Nu kan men zeggen: Ja, dat kan allemaal wel zo zijn, maar de mens zou zich toch over de bovenzinnelijke wereld kunnen onderrichten in een andere vorm als in de vorm van de geesteswetenschap! – Ja, dat kan men denken, maar waar is het niet. Want de mens is zo aangelegd dat hij eens, als hij überhaupt in de voor hem juiste wijze een verhouding tot de hogere wereld wil winnen, hij dit alleen door geesteswetenschap winnen kan. 

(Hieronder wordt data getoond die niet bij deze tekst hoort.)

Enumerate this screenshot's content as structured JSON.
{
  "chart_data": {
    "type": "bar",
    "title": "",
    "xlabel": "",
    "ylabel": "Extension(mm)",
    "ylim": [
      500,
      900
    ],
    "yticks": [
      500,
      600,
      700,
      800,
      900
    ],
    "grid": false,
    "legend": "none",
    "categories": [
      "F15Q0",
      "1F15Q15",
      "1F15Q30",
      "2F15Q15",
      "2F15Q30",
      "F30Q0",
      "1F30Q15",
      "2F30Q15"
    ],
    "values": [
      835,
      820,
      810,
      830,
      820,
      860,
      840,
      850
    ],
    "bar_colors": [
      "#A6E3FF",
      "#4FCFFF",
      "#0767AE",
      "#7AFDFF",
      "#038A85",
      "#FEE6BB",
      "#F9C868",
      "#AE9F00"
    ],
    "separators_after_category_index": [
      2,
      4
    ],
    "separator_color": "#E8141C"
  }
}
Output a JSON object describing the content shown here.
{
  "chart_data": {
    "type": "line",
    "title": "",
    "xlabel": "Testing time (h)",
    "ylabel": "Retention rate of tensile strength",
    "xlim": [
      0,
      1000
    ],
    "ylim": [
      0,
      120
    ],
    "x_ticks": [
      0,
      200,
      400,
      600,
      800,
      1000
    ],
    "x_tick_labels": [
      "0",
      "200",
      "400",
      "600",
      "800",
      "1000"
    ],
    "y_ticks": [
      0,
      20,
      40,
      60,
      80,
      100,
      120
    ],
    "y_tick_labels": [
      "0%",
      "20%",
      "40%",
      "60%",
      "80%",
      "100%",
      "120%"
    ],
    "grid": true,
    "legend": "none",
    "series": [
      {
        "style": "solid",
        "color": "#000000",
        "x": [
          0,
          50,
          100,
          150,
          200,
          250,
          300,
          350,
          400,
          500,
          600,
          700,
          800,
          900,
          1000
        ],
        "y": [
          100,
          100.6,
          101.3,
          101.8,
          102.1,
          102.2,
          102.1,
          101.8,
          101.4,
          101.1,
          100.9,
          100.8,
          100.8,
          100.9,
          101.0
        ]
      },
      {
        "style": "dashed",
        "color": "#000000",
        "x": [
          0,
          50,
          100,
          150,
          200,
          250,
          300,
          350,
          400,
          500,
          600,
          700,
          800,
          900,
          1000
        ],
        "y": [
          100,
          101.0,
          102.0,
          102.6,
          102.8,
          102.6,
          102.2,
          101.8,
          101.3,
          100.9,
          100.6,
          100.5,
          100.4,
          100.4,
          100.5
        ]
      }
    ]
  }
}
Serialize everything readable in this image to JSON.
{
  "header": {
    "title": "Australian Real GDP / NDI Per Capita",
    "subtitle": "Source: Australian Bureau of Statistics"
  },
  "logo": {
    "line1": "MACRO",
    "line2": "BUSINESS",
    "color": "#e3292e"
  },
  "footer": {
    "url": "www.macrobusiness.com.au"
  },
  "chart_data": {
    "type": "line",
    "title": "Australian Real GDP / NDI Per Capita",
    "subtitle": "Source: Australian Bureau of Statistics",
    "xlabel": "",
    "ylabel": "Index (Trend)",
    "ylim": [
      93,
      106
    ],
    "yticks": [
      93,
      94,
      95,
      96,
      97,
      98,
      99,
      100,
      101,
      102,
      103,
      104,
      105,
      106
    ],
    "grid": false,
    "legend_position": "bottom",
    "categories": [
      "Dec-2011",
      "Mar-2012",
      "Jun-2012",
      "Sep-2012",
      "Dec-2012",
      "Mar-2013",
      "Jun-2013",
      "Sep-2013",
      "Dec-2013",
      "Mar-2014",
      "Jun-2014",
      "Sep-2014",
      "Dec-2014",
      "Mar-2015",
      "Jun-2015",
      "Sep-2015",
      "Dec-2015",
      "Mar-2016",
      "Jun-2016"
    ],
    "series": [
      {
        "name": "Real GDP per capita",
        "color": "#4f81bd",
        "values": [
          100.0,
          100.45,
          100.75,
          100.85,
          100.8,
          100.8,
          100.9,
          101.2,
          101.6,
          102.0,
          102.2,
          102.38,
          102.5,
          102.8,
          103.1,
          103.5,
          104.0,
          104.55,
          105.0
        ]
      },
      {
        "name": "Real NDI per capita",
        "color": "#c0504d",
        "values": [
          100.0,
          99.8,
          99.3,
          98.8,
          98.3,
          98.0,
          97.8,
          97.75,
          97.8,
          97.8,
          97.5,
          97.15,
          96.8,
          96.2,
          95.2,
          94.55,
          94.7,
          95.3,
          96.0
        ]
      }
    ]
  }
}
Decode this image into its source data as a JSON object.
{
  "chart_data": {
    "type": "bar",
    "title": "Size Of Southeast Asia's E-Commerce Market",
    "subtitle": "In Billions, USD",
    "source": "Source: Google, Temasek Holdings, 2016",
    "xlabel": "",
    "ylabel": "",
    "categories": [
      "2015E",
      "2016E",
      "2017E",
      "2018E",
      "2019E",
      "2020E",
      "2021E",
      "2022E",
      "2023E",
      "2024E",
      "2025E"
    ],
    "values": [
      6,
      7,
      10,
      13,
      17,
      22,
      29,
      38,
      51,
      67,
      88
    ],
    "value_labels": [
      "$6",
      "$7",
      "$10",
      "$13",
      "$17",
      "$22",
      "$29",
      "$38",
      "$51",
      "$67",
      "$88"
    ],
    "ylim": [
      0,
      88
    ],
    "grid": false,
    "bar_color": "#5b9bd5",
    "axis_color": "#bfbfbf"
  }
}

Als de mens het op de aarde verzuimt om de geesteswetenschap of antroposofie te benaderen, dan helpt hem geen ander leven om de bovenzinnelijke wereld op de juiste menselijke wijze te leren kennen. – Dat hoeft ons niet in vertwijfeling te brengen met betrekking tot de vele mensen, die nog niets weten willen van geesteswetenschap: ze zullen immers terugkeren en dan later ermee in aanraking komen.

Bron: Rudolf Steiner – GA 140 – Okkulte Untersuchungen über das Leben zwischen Tod und neuer Geburt – Frankfurt, 2 maart 1913 (bladzijde 237)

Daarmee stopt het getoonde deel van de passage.